Following the purges of the government’s military intelligence branch in 2004, Tin Htut was sentenced to 146 years in prison. The purges, which also led to the arrest of Khin Nyunt, have largely been described as the result of a power struggle, between the prime minister and junta strongman Than Shwe.
According to Ye Aung of the Former Political Prisoners Organisation, Tin Htut’s father Paw Khin Than sent a letter to the committee through the President’s Office asking the group to press for his son’s release.
Since taking power in 2011, Thein Sein’s quasi-civilian government has released more than 22,000 detainees in 10 general amnesties. Of these, 908 people have been identified as political prisoners by the Association for Political Prisoners-Burma (AAPP-B).
In January 2012, Khin Nyunt along with his sons were released during a presidential amnesty, while the former majority shareholder of the Myanmar Times and son of a military intelligence officer, Sonny Swe, who was imprisoned in 2005 as part of the purges, was released from prison in late April this year.
Although the series of amnesties has brought Thein Sein international praise, rights groups have criticised the government for continually using political prisoners as pawns to garner goodwill with western governments.

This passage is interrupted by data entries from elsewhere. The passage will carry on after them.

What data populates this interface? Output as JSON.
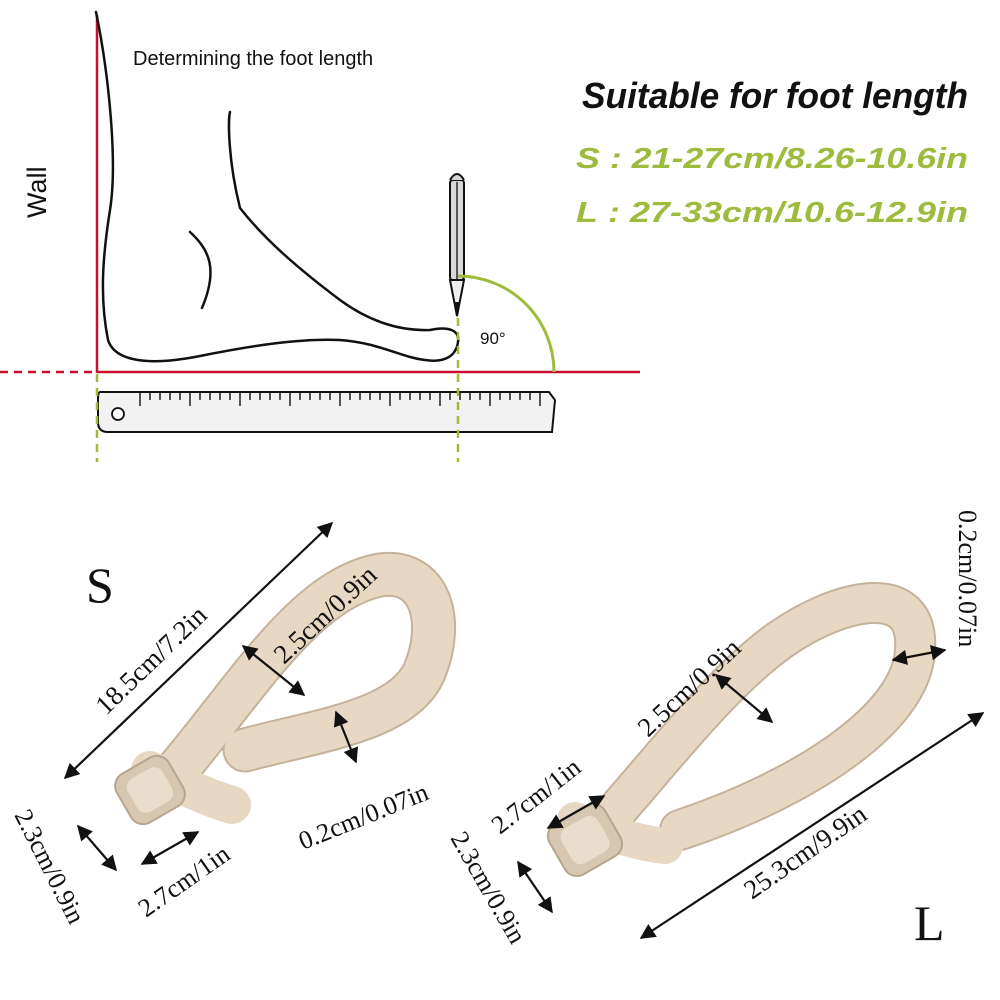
{
  "top": {
    "heading": "Determining the foot length",
    "wall_label": "Wall",
    "angle_label": "90°",
    "suitable_title": "Suitable for foot length",
    "size_s": "S : 21-27cm/8.26-10.6in",
    "size_l": "L : 27-33cm/10.6-12.9in"
  },
  "strap_s": {
    "size_letter": "S",
    "length": "18.5cm/7.2in",
    "band_width": "2.5cm/0.9in",
    "thickness": "0.2cm/0.07in",
    "ring_width": "2.7cm/1in",
    "ring_height": "2.3cm/0.9in"
  },
  "strap_l": {
    "size_letter": "L",
    "length": "25.3cm/9.9in",
    "band_width": "2.5cm/0.9in",
    "thickness": "0.2cm/0.07in",
    "ring_width": "2.7cm/1in",
    "ring_height": "2.3cm/0.9in"
  },
  "colors": {
    "wall_red": "#c8102e",
    "accent_green": "#9dbb3c",
    "strap_beige": "#e6d8c3",
    "text_dark": "#111111"
  }
}
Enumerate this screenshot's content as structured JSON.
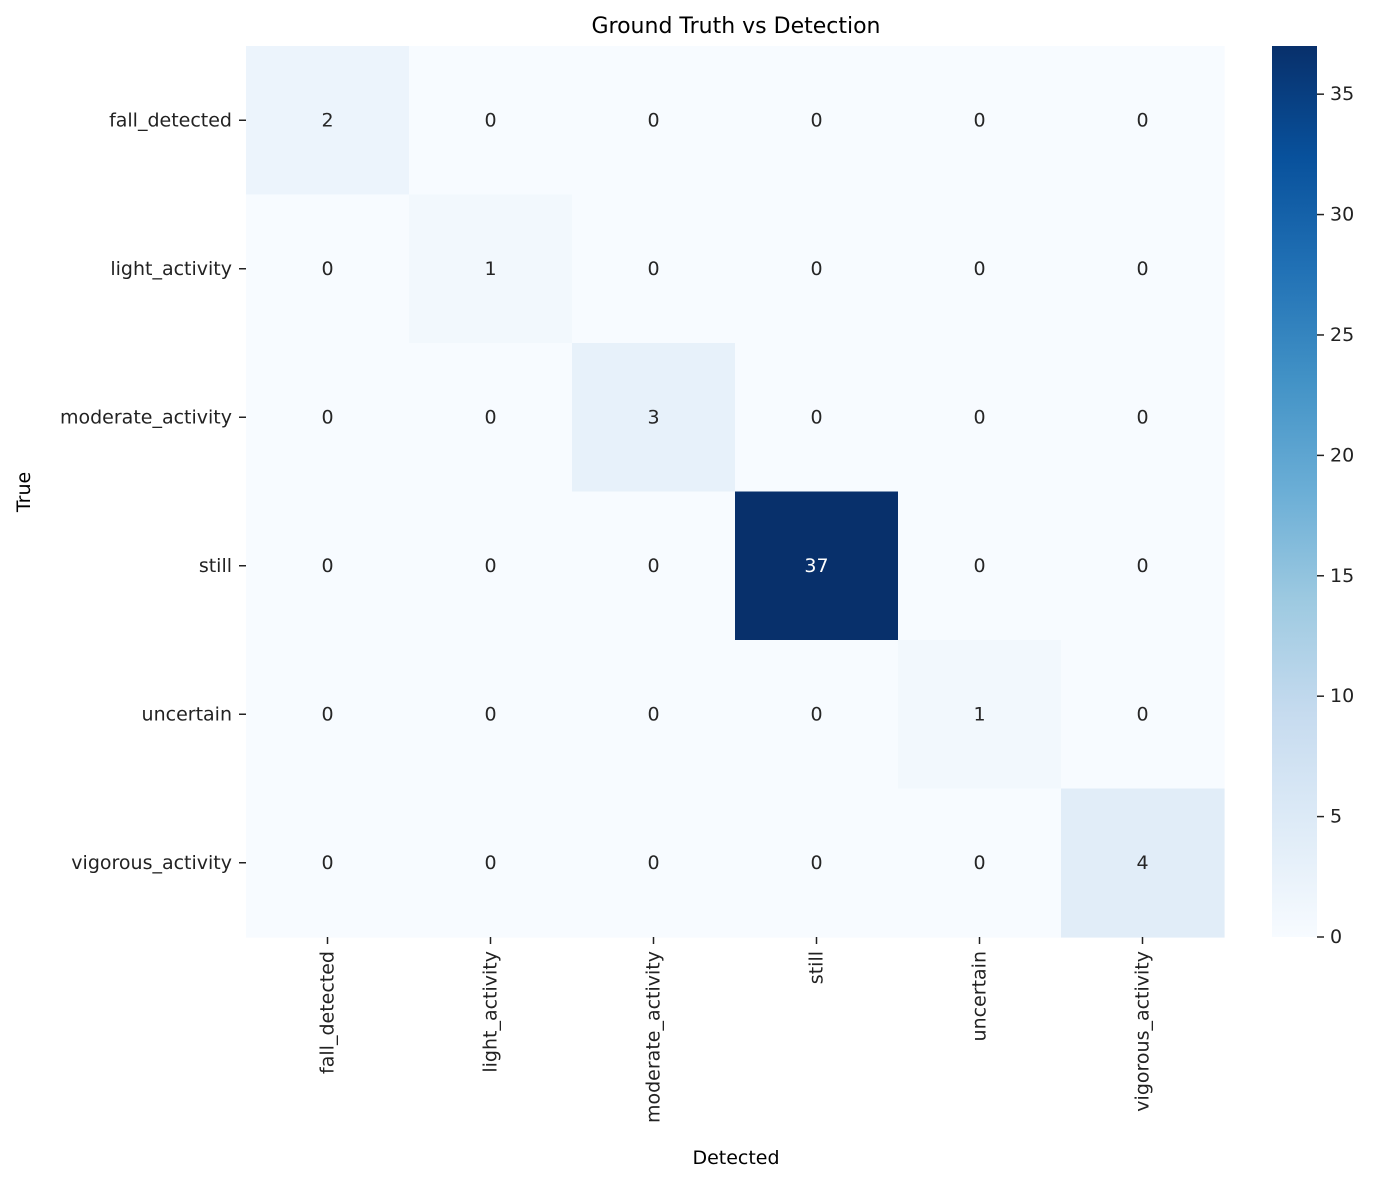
{
  "chart_data": {
    "type": "heatmap",
    "title": "Ground Truth vs Detection",
    "xlabel": "Detected",
    "ylabel": "True",
    "x_categories": [
      "fall_detected",
      "light_activity",
      "moderate_activity",
      "still",
      "uncertain",
      "vigorous_activity"
    ],
    "y_categories": [
      "fall_detected",
      "light_activity",
      "moderate_activity",
      "still",
      "uncertain",
      "vigorous_activity"
    ],
    "values": [
      [
        2,
        0,
        0,
        0,
        0,
        0
      ],
      [
        0,
        1,
        0,
        0,
        0,
        0
      ],
      [
        0,
        0,
        3,
        0,
        0,
        0
      ],
      [
        0,
        0,
        0,
        37,
        0,
        0
      ],
      [
        0,
        0,
        0,
        0,
        1,
        0
      ],
      [
        0,
        0,
        0,
        0,
        0,
        4
      ]
    ],
    "colorscale": "Blues",
    "colorbar": {
      "range": [
        0,
        37
      ],
      "ticks": [
        0,
        5,
        10,
        15,
        20,
        25,
        30,
        35
      ]
    },
    "annotations": true
  }
}
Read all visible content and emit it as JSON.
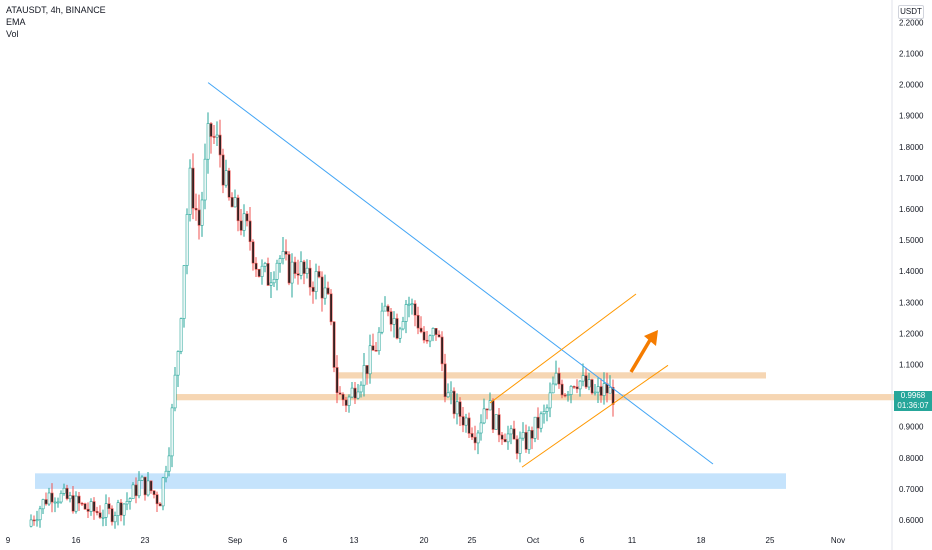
{
  "header": {
    "symbol_title": "ATAUSDT, 4h, BINANCE",
    "indicator_1": "EMA",
    "indicator_2": "Vol"
  },
  "price_axis": {
    "currency": "USDT",
    "current_price": "0.9968",
    "countdown": "01:36:07",
    "current_price_color": "#26a69a"
  },
  "colors": {
    "up": "#26a69a",
    "down": "#ef5350",
    "body": "#1e1e1e",
    "trendline": "#42a5f5",
    "channel": "#ff9800",
    "arrow": "#f57c00",
    "support_zone": "#f5cfa6",
    "blue_zone": "#bbdefb"
  },
  "chart_data": {
    "type": "candlestick",
    "title": "ATAUSDT, 4h, BINANCE",
    "ylim": [
      0.57,
      2.27
    ],
    "y_ticks": [
      "2.2000",
      "2.1000",
      "2.0000",
      "1.9000",
      "1.8000",
      "1.7000",
      "1.6000",
      "1.5000",
      "1.4000",
      "1.3000",
      "1.2000",
      "1.1000",
      "1.0000",
      "0.9000",
      "0.8000",
      "0.7000",
      "0.6000"
    ],
    "x_ticks": [
      "9",
      "16",
      "23",
      "Sep",
      "6",
      "13",
      "20",
      "25",
      "Oct",
      "6",
      "11",
      "18",
      "25",
      "Nov"
    ],
    "price_path": [
      [
        9,
        0.58
      ],
      [
        11,
        0.6
      ],
      [
        13,
        0.69
      ],
      [
        15,
        0.66
      ],
      [
        17,
        0.63
      ],
      [
        19,
        0.62
      ],
      [
        21,
        0.67
      ],
      [
        22,
        0.72
      ],
      [
        23,
        0.7
      ],
      [
        24,
        0.66
      ],
      [
        25,
        0.85
      ],
      [
        26,
        1.2
      ],
      [
        27,
        1.7
      ],
      [
        28,
        1.55
      ],
      [
        29,
        1.85
      ],
      [
        30,
        1.8
      ],
      [
        31,
        1.62
      ],
      [
        33,
        1.52
      ],
      [
        34,
        1.4
      ],
      [
        35,
        1.38
      ],
      [
        36,
        1.45
      ],
      [
        37,
        1.4
      ],
      [
        38,
        1.42
      ],
      [
        39,
        1.36
      ],
      [
        40,
        1.38
      ],
      [
        41,
        1.3
      ],
      [
        42,
        1.0
      ],
      [
        43,
        0.98
      ],
      [
        44,
        1.05
      ],
      [
        45,
        1.1
      ],
      [
        46,
        1.17
      ],
      [
        47,
        1.3
      ],
      [
        48,
        1.22
      ],
      [
        49,
        1.31
      ],
      [
        50,
        1.25
      ],
      [
        51,
        1.15
      ],
      [
        52,
        1.22
      ],
      [
        53,
        1.0
      ],
      [
        54,
        0.95
      ],
      [
        55,
        0.92
      ],
      [
        56,
        0.88
      ],
      [
        57,
        0.99
      ],
      [
        58,
        0.9
      ],
      [
        59,
        0.88
      ],
      [
        60,
        0.84
      ],
      [
        61,
        0.85
      ],
      [
        62,
        0.9
      ],
      [
        63,
        0.94
      ],
      [
        64,
        1.05
      ],
      [
        65,
        1.02
      ],
      [
        66,
        1.06
      ],
      [
        67,
        1.03
      ],
      [
        68,
        1.0
      ],
      [
        69,
        1.02
      ],
      [
        70,
        1.0
      ]
    ],
    "annotations": {
      "downtrend_line": [
        [
          28,
          2.0
        ],
        [
          79,
          0.78
        ]
      ],
      "channel_lower": [
        [
          64,
          0.77
        ],
        [
          78,
          1.12
        ]
      ],
      "channel_upper": [
        [
          61,
          0.97
        ],
        [
          77,
          1.33
        ]
      ],
      "support_zone_1": [
        1.055,
        1.075
      ],
      "support_zone_2": [
        0.985,
        1.005
      ],
      "demand_zone": [
        0.7,
        0.75
      ],
      "arrow_target": 1.22
    }
  }
}
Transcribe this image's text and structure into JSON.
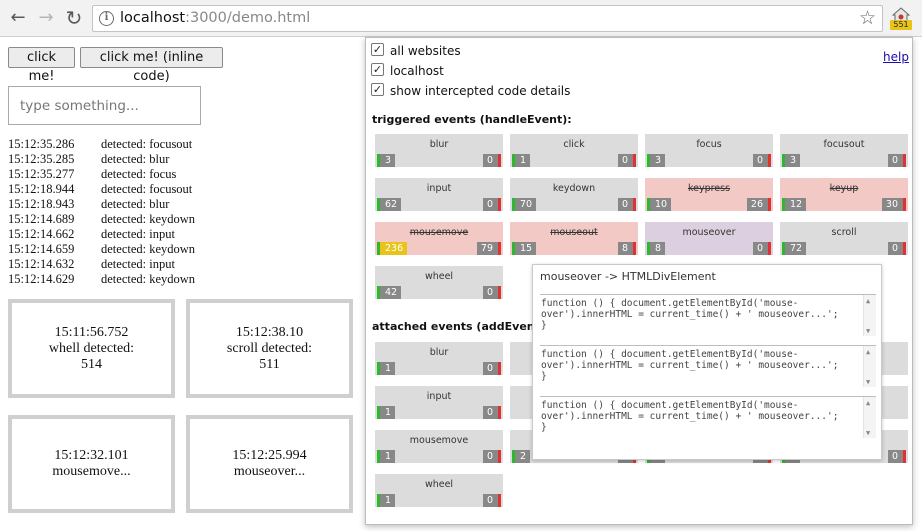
{
  "browser": {
    "url_host": "localhost",
    "url_rest": ":3000/demo.html",
    "extension_badge": "551"
  },
  "page": {
    "buttons": [
      "click me!",
      "click me! (inline code)"
    ],
    "input_placeholder": "type something...",
    "log": [
      {
        "time": "15:12:35.286",
        "msg": "detected: focusout"
      },
      {
        "time": "15:12:35.285",
        "msg": "detected: blur"
      },
      {
        "time": "15:12:35.277",
        "msg": "detected: focus"
      },
      {
        "time": "15:12:18.944",
        "msg": "detected: focusout"
      },
      {
        "time": "15:12:18.943",
        "msg": "detected: blur"
      },
      {
        "time": "15:12:14.689",
        "msg": "detected: keydown"
      },
      {
        "time": "15:12:14.662",
        "msg": "detected: input"
      },
      {
        "time": "15:12:14.659",
        "msg": "detected: keydown"
      },
      {
        "time": "15:12:14.632",
        "msg": "detected: input"
      },
      {
        "time": "15:12:14.629",
        "msg": "detected: keydown"
      }
    ],
    "boxes": [
      {
        "line1": "15:11:56.752",
        "line2": "whell detected:",
        "line3": "514"
      },
      {
        "line1": "15:12:38.10",
        "line2": "scroll detected:",
        "line3": "511"
      },
      {
        "line1": "15:12:32.101",
        "line2": "mousemove...",
        "line3": ""
      },
      {
        "line1": "15:12:25.994",
        "line2": "mouseover...",
        "line3": ""
      }
    ]
  },
  "popup": {
    "checkboxes": [
      "all websites",
      "localhost",
      "show intercepted code details"
    ],
    "help": "help",
    "triggered_title": "triggered events (handleEvent):",
    "attached_title": "attached events (addEventListener):",
    "triggered": [
      {
        "name": "blur",
        "left": "3",
        "right": "0",
        "state": "normal"
      },
      {
        "name": "click",
        "left": "1",
        "right": "0",
        "state": "normal"
      },
      {
        "name": "focus",
        "left": "3",
        "right": "0",
        "state": "normal"
      },
      {
        "name": "focusout",
        "left": "3",
        "right": "0",
        "state": "normal"
      },
      {
        "name": "input",
        "left": "62",
        "right": "0",
        "state": "normal"
      },
      {
        "name": "keydown",
        "left": "70",
        "right": "0",
        "state": "normal"
      },
      {
        "name": "keypress",
        "left": "10",
        "right": "26",
        "state": "blocked"
      },
      {
        "name": "keyup",
        "left": "12",
        "right": "30",
        "state": "blocked"
      },
      {
        "name": "mousemove",
        "left": "236",
        "right": "79",
        "state": "blocked",
        "left_highlight": true
      },
      {
        "name": "mouseout",
        "left": "15",
        "right": "8",
        "state": "blocked"
      },
      {
        "name": "mouseover",
        "left": "8",
        "right": "0",
        "state": "selected"
      },
      {
        "name": "scroll",
        "left": "72",
        "right": "0",
        "state": "normal"
      },
      {
        "name": "wheel",
        "left": "42",
        "right": "0",
        "state": "normal"
      }
    ],
    "attached": [
      {
        "name": "blur",
        "left": "1",
        "right": "0"
      },
      {
        "name": "",
        "left": "",
        "right": ""
      },
      {
        "name": "",
        "left": "",
        "right": ""
      },
      {
        "name": "",
        "left": "",
        "right": ""
      },
      {
        "name": "input",
        "left": "1",
        "right": "0"
      },
      {
        "name": "",
        "left": "",
        "right": ""
      },
      {
        "name": "",
        "left": "",
        "right": ""
      },
      {
        "name": "",
        "left": "",
        "right": ""
      },
      {
        "name": "mousemove",
        "left": "1",
        "right": "0"
      },
      {
        "name": "",
        "left": "2",
        "right": "0"
      },
      {
        "name": "",
        "left": "1",
        "right": "0"
      },
      {
        "name": "",
        "left": "1",
        "right": "0"
      },
      {
        "name": "wheel",
        "left": "1",
        "right": "0"
      }
    ],
    "tooltip": {
      "title": "mouseover -> HTMLDivElement",
      "code": [
        "function () { document.getElementById('mouse-\nover').innerHTML = current_time() + ' mouseover...';\n}",
        "function () { document.getElementById('mouse-\nover').innerHTML = current_time() + ' mouseover...';\n}",
        "function () { document.getElementById('mouse-\nover').innerHTML = current_time() + ' mouseover...';\n}"
      ]
    }
  }
}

While the government-backed political prisoner scrutiny committee was created in February to vet the remaining political prisoners of conscious in the country, committee members have complained the process lacks transparency and genuine consultation.
During the most recent amnesty on 17 May, committee members said prisoner release lists were compiled in secret by the Prison Department and the President’s Office and then passed onto the committee to be endorsed.
“U Aung Thein and U Soe Thane are eager to credit prisoner releases to the work of the verification committee, when in fact the releases are not supported by all members and not all members are included in any meaningful way in the release process,” said the AAPP-B’s Aung Myo Thein during an interview with DVB after the amnesty.
More than 180 political prisoners are still incarcerated in Burma, which does not include Tin Htut, according to a list compiled by AAPP-B.
According to the scrutiny committee, political prisoners are defined as “any individual who is detained or being legally punished for participating in various forms of political activity due to a belief that it would serve the interest of the country and its people or that the people are suffering, and any individual persecuted by a government or a government authority with a political motive.”